Friday, June 18, 2004

And that's all she wrote, folks! The Never-Ending Class from Hell and the World's Most Boring Book are a thing of the past. I have no idea what kind of grade I will end up with. I never even bothered to read the final version of my study group's project. My oral presentation was perfunctory at best. It was all the enthusiasm I could muster. So it's over and I get the next two Thursday's off. I will be busy making appointments to get my plow fixed up, my truck fixed up, myself fixed up, etc. I've had a pretty serious sinus infection since we went to Florida a month ago, and it isn't getting any better. That hasn't helped my performance in this class (or anything else for that matter; when you can't breathe, you don't care about trivial things like work, church, etc.).

Not much else going on. I hope to have some time tomorrow to fire up the inverter, get all the settings plugged in, and give it a run with its new set of batteries. It will be interesting to see if I can get the well and furnace working this time. The furnace is just a matter of getting the right settings in the inverter. The last time I tried it, the generator would kick off every time the furnace came on because I had max amps from the generator set too high. That's easy to fix. The well pump is going to be a problem, I think. If I set it up to work with the inverter, it won't work running straight off the generator, and visa versa. I need to figure a way to set things up so it's easy to switch back and forth. I'd also like to get the generators switched around so I can have some electricity in the cabin. We need to finish packing up and moving things out of there and get the place cleaned up. We may need it for company this summer.

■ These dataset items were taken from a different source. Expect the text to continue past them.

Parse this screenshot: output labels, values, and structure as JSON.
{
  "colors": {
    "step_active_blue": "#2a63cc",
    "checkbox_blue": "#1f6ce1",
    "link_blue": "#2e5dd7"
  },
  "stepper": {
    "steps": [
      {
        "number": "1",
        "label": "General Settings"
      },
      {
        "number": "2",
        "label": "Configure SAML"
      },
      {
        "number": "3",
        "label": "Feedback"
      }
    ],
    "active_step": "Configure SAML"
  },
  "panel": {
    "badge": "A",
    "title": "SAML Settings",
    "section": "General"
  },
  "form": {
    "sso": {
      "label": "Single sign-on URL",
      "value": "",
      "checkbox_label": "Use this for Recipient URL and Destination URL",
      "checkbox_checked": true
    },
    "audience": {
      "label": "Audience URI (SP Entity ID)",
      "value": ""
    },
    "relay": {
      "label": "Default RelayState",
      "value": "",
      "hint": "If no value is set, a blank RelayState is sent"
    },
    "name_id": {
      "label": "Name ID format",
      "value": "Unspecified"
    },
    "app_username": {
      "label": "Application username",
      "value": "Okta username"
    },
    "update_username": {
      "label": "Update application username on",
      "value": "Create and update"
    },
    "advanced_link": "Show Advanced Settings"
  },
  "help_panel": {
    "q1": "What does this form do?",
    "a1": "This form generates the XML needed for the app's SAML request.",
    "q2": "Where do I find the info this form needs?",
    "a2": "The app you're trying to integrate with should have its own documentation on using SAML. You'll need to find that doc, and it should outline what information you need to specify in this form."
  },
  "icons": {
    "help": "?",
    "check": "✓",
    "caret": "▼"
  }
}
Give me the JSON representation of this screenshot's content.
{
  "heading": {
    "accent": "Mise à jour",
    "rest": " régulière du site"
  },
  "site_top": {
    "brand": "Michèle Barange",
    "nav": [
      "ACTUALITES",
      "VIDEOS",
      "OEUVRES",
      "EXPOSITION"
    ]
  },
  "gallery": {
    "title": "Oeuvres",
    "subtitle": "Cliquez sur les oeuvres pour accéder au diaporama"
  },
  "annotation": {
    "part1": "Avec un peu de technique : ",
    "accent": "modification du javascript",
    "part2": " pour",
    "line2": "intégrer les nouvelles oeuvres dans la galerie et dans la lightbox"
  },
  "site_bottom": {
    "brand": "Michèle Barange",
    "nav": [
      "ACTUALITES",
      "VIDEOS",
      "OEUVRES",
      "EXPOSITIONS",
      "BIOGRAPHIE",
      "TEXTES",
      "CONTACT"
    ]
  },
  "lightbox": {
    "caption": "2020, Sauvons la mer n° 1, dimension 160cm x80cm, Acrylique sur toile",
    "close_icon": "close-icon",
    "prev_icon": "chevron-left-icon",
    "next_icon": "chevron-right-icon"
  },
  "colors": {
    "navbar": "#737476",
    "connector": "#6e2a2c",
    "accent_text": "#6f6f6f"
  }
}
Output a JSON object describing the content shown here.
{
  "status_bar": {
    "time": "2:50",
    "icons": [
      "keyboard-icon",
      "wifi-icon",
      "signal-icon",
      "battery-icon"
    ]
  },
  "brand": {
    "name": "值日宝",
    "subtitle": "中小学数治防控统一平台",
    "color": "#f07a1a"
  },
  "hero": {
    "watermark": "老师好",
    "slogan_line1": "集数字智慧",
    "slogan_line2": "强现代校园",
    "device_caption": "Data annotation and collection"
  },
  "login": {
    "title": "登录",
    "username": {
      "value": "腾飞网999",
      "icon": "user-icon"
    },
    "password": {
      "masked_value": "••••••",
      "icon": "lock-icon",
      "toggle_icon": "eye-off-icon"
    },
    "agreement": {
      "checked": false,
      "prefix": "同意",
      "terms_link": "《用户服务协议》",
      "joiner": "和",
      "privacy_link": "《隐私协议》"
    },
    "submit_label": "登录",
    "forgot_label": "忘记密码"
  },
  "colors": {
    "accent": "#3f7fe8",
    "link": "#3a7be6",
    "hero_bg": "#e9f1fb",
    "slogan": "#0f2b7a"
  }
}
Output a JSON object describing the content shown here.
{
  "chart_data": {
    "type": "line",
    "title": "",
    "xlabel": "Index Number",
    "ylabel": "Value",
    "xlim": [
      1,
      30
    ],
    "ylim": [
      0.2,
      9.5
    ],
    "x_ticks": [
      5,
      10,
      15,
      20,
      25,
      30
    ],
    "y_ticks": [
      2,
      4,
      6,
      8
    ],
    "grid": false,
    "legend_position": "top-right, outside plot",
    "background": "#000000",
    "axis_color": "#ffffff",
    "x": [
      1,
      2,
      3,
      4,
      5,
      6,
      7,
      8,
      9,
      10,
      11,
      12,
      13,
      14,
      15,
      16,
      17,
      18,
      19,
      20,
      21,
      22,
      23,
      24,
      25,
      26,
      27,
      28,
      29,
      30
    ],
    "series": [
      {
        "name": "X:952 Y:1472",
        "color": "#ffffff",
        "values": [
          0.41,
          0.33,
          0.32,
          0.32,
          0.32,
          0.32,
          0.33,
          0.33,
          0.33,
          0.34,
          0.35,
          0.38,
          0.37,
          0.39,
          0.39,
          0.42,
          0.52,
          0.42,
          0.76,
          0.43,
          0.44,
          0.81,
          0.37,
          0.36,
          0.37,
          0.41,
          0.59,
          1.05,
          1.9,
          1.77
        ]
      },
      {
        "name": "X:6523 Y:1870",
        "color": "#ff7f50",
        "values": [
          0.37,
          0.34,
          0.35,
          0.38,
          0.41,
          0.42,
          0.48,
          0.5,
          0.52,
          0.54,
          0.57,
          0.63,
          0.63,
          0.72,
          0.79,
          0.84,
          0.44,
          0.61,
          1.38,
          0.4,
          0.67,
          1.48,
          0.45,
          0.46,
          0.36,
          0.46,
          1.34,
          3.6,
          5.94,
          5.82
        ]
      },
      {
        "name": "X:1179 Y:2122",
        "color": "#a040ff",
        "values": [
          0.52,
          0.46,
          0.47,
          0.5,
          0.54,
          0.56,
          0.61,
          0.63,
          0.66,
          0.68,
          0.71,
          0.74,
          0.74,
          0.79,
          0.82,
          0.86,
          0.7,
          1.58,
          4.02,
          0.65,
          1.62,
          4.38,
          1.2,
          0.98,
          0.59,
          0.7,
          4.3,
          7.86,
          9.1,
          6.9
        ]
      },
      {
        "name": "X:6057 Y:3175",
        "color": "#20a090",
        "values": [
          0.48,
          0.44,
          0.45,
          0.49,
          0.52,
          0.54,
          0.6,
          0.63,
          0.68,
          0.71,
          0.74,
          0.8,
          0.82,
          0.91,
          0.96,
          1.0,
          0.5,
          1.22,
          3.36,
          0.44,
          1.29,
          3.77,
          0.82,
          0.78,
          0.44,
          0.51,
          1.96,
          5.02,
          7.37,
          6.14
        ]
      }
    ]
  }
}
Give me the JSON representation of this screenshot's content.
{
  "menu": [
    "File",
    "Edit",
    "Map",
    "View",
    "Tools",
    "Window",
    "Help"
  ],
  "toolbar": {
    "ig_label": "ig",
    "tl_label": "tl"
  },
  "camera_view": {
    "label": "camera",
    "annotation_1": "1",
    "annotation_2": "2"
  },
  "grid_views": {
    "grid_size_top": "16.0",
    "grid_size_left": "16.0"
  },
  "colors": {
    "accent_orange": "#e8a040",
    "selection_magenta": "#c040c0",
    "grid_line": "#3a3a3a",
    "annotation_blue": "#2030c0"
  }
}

We have a big event Saturday with the youth group, but it's one that another family does all the planning for. We just have to show up. I'll probably work the phones tonight and try to boost the attendance somewhat. There are several people I need to talk to anyway.

Nothing other than the usual politics in the news. The bright spot for the summer is the Cassini probe's final approach to Saturn. Expect a flood of incredible pictures over the next few months. We will be seeing photos from vantage points never before possible at resolutions never before dreamed of. And lots of them. The entire time the Galileo probe was at Jupiter, it had to rely on the low-bandwidth, backup antennae because the main dish jammed while opening. Cassini's high-bandwidth dish is functioning perfectly thus far, which means gigabytes of photos and other data. The most interesting part of the mission to me personally is the Huygens probe that will be dropped into the murk of Titan. We already know that there are organic compounds in the atmosphere. If Huygens finds oceans of organics on the surface, as some now speculate, that will show that massive amounts of what we consider to be organic compounds can be created by inorganic processes. That isn't much of a surprise in itself, but this would be the first time we've seen it up close on another planet (or in this case, a moon). Abiogenesis research will have a field day. Life could get interesting for people of a certain religious bent.

Anyway, enough for now.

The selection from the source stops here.